Whenever he had to travel to Newcastle to visit his agent, Mick Marshall, at the Stone Gallery, Cornish would catch the OK bus which started its journey in Bishop Auckland and then on to Marlborough Crescent bus station in Newcastle, via Durham City. People at bus stops along the route became an obvious subject of interest and some readers may recognise the bus stands from North Road in Durham City. A scrap of paper on one occasion from the Evening Chronicle, a Newcastle newspaper, provided an opportunity to ‘snatch’ a preparatory sketch. Working men with ‘bait bags’ were ubiquitous and another source of interest. The view from a bus was also the opportunity for a different view point.
Cornish possessed a deep understanding of human behaviour and social interaction. He recorded local people going about their daily tasks, living real lives. Sometimes the drawings would become paintings and on other occasions would be included in the many street scenes synonymous with his work. Throughout his career he was conscious of his contribution to a sociological and historical record of people and places, in his ‘slice of life.

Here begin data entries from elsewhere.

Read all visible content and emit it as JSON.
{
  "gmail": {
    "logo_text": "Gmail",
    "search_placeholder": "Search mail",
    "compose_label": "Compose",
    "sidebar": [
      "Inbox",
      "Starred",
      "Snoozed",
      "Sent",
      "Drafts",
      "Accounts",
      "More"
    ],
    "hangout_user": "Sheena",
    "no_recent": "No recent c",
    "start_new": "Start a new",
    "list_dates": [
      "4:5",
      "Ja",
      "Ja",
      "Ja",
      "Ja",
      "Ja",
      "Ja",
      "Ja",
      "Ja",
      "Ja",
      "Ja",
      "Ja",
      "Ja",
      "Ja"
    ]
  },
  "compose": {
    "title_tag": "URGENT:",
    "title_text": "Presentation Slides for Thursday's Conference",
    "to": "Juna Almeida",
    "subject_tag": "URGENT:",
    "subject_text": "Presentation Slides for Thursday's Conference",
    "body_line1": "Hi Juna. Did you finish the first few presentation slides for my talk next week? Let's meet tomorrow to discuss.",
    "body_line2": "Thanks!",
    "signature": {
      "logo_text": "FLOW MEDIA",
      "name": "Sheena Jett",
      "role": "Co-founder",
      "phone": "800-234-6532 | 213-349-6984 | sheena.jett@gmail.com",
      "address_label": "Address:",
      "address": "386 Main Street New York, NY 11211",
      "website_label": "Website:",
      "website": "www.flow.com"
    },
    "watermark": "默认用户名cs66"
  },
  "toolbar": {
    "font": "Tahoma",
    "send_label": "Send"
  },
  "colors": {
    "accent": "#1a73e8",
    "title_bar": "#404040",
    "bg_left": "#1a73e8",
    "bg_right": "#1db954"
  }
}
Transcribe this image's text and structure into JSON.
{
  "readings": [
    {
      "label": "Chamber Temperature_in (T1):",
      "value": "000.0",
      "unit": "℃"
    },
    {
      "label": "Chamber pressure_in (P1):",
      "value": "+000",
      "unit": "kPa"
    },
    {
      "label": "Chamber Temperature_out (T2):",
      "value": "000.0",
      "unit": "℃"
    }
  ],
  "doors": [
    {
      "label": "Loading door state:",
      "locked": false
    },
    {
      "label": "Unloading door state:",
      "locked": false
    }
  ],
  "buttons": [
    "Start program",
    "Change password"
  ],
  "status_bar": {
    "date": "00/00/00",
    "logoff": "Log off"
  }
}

A special occasion: The Coming Home Exhibition January 2016 – 2022
This month we are delighted to celebrate six years since the opening of the ‘Coming Home Exhibition’ which has been enjoyed by over 17,000 visitors from all over the UK and beyond. The exhibition is accessible and located in the Bob Abley Gallery at Spennymoor Town Hall.
This popular exhibition also includes Cornish’s studio on long-term loan from Beamish Museum as well as works at various times from the Permanent Collections at Northumbria University and Spennymoor Town Council. Rare video material is also available to view, including a memorable discussion between Cornish and Richard Swallow of Northumbria University, although only four questions were possible in sixty minutes!
A selection of visitor comments:
‘Many congratulations to Spennymoor on this alternative, imaginative and very interesting set of exhibitions. We visit galleries around Europe and this is a unique and clear experience.’
‘The interview film was worth the trip alone. Fascinating.’
‘Seeing the studio was a lovely addition. It made me feel a strong nostalgia. The whole exhibition gave me a strong sense of pride.’
’A Rembrandt of the North East.’
’An inspiring exhibition.’
Visitors may also enjoy the Norman Cornish Trail which starts and finishes at the John Kitson Archway where a selection of Cornish’s images, wonderfully illuminated on glass panels, can be viewed. Here you can collect a free souvenir brochure guide or download a version at www.normancornish.com/trail
The Durham Mining Museum is also located within the Town Hall building at ground level.
A selection of work by other artists from across the region, adopting the theme of social history, is also located in the Town Hall Gallery.
Throughout the centenary year, an interesting range of themed exhibitions is planned in order to commemorate Norman’s life and to celebrate his work.